Cuentos sobre mi abuela

Luis Bonilla-Molina

En mi casa los días se parecían el uno al otro. Pero el quinto día era diferente. El viernes venía a visitarnos la nona Carmen. Desde las cuatro de la tarde, a cada rato, nos asomábamos a la calle desde la puerta principal de la casa, para ver si ella ya venía. Al fin distinguíamos su figura caminando con una mochila en cada brazo o pegábamos un brinco cuando se bajaba del carro del señor Montañez, quien le hacía la carrera desde la aldea y le dejaba frente a nuestra casa.

No permitíamos que ella terminara de descargar su maleta, para proceder a abrazarla y besarla, una y otra vez. Ella sonreía con humildad. Llegaba directo a la cocina y comenzaba a sacar cosas como un mago de su chistera. Todo lo traía en bolsas tejidas con hilo y fique. Esta maga no sacaba conejos de un sombrero de copas, sino aquellas cosas que producía en su huerta. Colocaba sobre la mesa naranjas, mandarinas, guanábanas, guamas, chochecos, cambures, mazorcas, maíz y un envase metálico. El pote centraba nuestras miradas, no por lo que antes había envasado, que habían sido dos kilos de leche, sino porque ahora le servía para transportar los huevos, puestos por las gallinas de su casa en el campo.
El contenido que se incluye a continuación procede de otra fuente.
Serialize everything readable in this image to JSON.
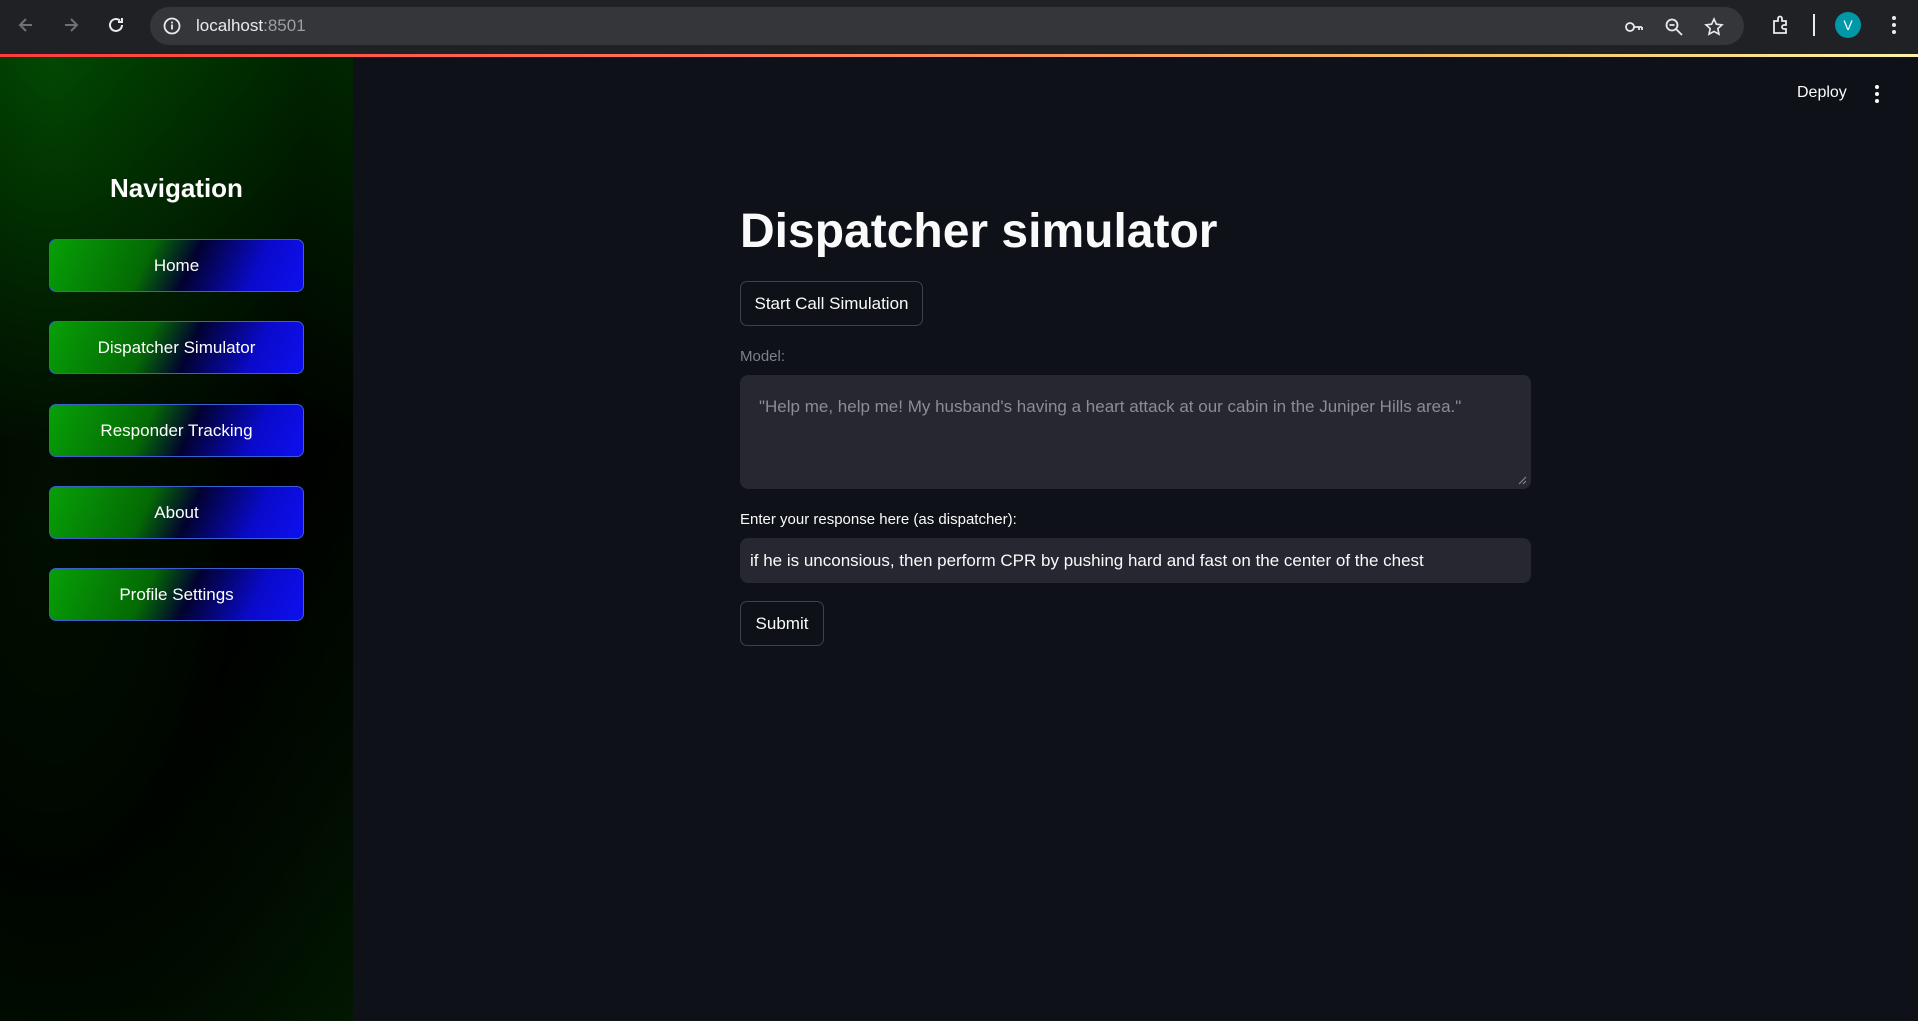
{
  "browser": {
    "url_host": "localhost",
    "url_port": ":8501",
    "profile_initial": "V",
    "icons": [
      "back-arrow-icon",
      "forward-arrow-icon",
      "reload-icon",
      "info-icon",
      "key-icon",
      "zoom-icon",
      "star-icon",
      "extensions-icon",
      "menu-dots-icon"
    ]
  },
  "app": {
    "deploy_label": "Deploy"
  },
  "sidebar": {
    "title": "Navigation",
    "items": [
      {
        "label": "Home"
      },
      {
        "label": "Dispatcher Simulator"
      },
      {
        "label": "Responder Tracking"
      },
      {
        "label": "About"
      },
      {
        "label": "Profile Settings"
      }
    ]
  },
  "main": {
    "title": "Dispatcher simulator",
    "start_button": "Start Call Simulation",
    "model_label": "Model:",
    "model_text": "\"Help me, help me! My husband's having a heart attack at our cabin in the Juniper Hills area.\"",
    "response_label": "Enter your response here (as dispatcher):",
    "response_value": "if he is unconsious, then perform CPR by pushing hard and fast on the center of the chest",
    "submit_button": "Submit"
  },
  "colors": {
    "background": "#0e1117",
    "chrome": "#202124",
    "input_bg": "#262730",
    "nav_green": "#07a007",
    "nav_blue": "#0f0ff0"
  }
}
Ella siempre criaba una gallina para cada uno de sus seres amados. Era muy gracioso escucharla llamando a las aves por nuestros nombres cuando les echaba comida. Una se llamaba como mi padre quien era su único hijo, otra como mi madre, otra como cada uno de mis hermanos y hermanas, Yuderky, Geovanrry, Carmen y otra como yo. La más pequeña de mis hermanas no había nacido aún. Las pica tierra como les dicen, eran diferentes las unas de las otras; una era negra y vivaracha, otra saraviada y tímida, la más gorda era blanca, la más pequeña chira, la más brincona no tenía plumas en el cuello y decían que era filipina. La nona alimentaba las gallinas con verduras cocidas y picadas, con las sobras de la comida de la casa, con el maíz que se había quedado enano en la cosecha; tal vez por eso los huevos de las gallinas de mi abuela sabían tan ricos.
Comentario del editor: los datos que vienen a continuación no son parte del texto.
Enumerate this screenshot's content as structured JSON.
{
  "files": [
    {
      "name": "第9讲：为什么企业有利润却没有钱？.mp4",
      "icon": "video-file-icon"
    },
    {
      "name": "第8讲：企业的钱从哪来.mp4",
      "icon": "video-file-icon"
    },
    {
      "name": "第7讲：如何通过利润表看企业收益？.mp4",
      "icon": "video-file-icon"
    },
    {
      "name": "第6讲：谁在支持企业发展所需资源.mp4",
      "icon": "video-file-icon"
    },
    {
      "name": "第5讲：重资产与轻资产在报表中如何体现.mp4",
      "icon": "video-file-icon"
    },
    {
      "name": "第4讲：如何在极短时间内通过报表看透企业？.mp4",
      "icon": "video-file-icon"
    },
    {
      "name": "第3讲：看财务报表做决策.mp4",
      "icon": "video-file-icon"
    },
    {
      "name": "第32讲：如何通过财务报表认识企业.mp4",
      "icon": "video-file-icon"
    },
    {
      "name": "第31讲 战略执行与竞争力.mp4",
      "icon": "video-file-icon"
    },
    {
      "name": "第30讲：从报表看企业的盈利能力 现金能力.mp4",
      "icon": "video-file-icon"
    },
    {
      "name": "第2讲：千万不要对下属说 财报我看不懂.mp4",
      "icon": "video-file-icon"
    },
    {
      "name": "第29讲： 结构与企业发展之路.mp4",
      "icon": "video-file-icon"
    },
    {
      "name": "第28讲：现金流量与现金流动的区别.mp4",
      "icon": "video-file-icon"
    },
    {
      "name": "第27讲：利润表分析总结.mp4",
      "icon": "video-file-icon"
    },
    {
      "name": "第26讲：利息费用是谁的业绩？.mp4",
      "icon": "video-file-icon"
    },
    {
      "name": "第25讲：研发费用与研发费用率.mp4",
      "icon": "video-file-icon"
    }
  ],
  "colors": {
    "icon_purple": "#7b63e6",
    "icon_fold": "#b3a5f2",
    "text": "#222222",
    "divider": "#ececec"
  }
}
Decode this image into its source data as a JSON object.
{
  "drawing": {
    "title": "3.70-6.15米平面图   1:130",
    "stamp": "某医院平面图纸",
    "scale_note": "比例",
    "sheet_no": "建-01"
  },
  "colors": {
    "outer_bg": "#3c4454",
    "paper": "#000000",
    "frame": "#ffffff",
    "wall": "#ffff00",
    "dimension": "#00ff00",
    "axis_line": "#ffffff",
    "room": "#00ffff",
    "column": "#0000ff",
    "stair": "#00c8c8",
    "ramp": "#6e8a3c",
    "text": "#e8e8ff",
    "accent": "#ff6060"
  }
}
Cuando destapaba el pote que había colocado en la mesa de la cocina de mi casa, ella comenzaba a sacar, uno a uno, huevos con nombres. Nos contaba que apenas oía cacarear una gallina salía corriendo de la cocina para ver cuál era la que había puesto la yema. Tomaba el huevo y con un lápiz muy grande que guardaba en un hueco de la pared, le colocaba a cada uno el nombre que le correspondía.

Fueron mis primeras sumas (y restas), los primeros conjuntos que organicé y por supuesto … las más terribles comparaciones que haya hecho. Muchas veces las de mis hermanos o padres habían puesto más, otras veces la mía resultaba campeona. Mis padres solían igualar las sumas regalándonos uno a quien tenía menos.

Cada huevo era un tesoro. Que sabroso era comerse los huevos amarillitos que había puesto mi gallina en la casa de la nona.